The art of making these string instruments is a highly specialised process.  Only maple and spruce, wood categorised as soft timber imported from Germany is used to carve out the body of the instruments while ebony imported from India is used for the pegs, chin rests and tail pieces. All the instruments are made to Stradivarius measurements, the internationally accepted standard for string instruments named after the legendary Italian violin-maker Antonio Stradivari.

“My workers were trained by two Koreans and a person from the Czech Republic whose family had for several generations manufactured handmade violins. He guarded the secret of hand varnishing of the violins jealously and only disclosed the method a day before he left Sri Lanka saying he was highly impressed with   our local workers, especially their ability to  grasp new skills, ” Mr. Ganegoda said.

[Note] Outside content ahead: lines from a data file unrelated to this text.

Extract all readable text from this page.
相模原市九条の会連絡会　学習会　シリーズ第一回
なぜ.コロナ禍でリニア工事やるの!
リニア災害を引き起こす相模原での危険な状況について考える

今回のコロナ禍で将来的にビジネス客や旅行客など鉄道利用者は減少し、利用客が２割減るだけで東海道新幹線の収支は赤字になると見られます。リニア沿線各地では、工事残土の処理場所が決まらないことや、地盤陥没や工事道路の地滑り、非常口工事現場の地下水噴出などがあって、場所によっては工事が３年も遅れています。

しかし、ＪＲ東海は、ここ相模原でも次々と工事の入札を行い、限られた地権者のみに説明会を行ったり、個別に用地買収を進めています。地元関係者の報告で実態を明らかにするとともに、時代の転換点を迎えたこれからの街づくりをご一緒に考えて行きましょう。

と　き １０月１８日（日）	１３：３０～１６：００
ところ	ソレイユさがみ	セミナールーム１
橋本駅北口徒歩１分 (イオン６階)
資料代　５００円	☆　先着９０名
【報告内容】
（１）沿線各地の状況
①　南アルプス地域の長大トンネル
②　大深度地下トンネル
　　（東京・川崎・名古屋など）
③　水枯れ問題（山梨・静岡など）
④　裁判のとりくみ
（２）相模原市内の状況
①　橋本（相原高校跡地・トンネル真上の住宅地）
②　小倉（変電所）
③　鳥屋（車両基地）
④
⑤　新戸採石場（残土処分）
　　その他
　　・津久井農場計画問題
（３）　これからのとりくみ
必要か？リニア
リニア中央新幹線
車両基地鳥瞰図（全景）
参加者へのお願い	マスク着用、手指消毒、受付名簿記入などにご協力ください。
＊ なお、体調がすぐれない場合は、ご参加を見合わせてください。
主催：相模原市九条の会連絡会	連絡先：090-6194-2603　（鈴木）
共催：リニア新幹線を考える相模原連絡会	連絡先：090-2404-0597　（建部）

They in turn have mastered the elaborate process involved in making these musical instruments. “A handmade violin can take as much as a month to make and I sell each for around Rs.75, 000,” Mr. Ganegoda said.

However a violin that is made in Sri Lanka is sold in the USA and Europe after branding and with packing for around Rs.200,000. “I once had a lady who came to me with a cello

Every little detail: Palitha Ganegoda shows off the finished product

she had bought in the USA for close to Rs.180,000 which had been damaged  while it was being transported here and she wanted it repaired. On close inspection of the instrument I realised it was one that had been made at my factory,” he said. Since then, the lady has become a regular client of his, he smiles.

Mr. Ganegoda began his business way back in 1996 initially as a Board of Investment registered company with a Korean partner but later bought over its sole ownership. He also later altered his agreement with the BOI to sell his goods locally as the overseas demand dwindled.

“I had to scale down my operations as the demand lessened which meant laying off staff and selling off some of my property which I had purchased hoping to expand the business. Some of my workers who had become expert violin makers today work at construction sites and engage in other jobs. It is a very sad situation,” Mr. Ganegoda added.

Sunanda Perera who has worked at the factory for over ten years is an “all-rounder” when it comes to violin making. “I can make an entire violin on my own now,” he said proudly as he worked on a cello, polishing it to ensure that the wood was of the right thickness.

“A master mound is used first to cut the wood to the shape and size of the instrument being made. This is followed by the careful polishing of the wood to ensure the proper thickness is maintained. In a violin, the thickness of the instrument varies at eight different places and as the instrument is being polished, a measurement has to taken from time to time to ensure that the right thickness is maintained,” Perera explained.

Beautifully crafted: The instruments ready for sale. Pix by Ranjith Perera

Every step of making a musical instrument has to be done precisely   so that the desired sound is obtained, Mr. Ganegoda added.  “Some leading musicians from Sri Lanka have bought violins from me. They pick up the instrument and start playing and are ecstatic over the sound these instruments produce.”

While a handmade violin is not within the reach of many given its high price, cheaper instruments are made where machinery is used in the manufacturing process. “There are many schoolchildren who want to learn to play a musical instrument but they cannot afford to spend a lot on a violin or a viola. So we manufacture cheap instruments so that children who are talented can own an instrument and develop their skills,” he added.

For now, Mr. Ganegoda and his workers are concentrating on making a few handmade instruments to meet the orders which come their way from time to time. “There are some foreigners who learn about us and place an order. In Sri Lanka we have members of the Symphony Orchestra of Sri Lanka as well as some leading musicians buying from us.  But it is an uphill task to keep this business going,” he says.

So while a story about violin makers should ideally be music to the ears, for these workers things have hit a low note with uncertainty  regarding the sustenance of their livelihood in the years to come.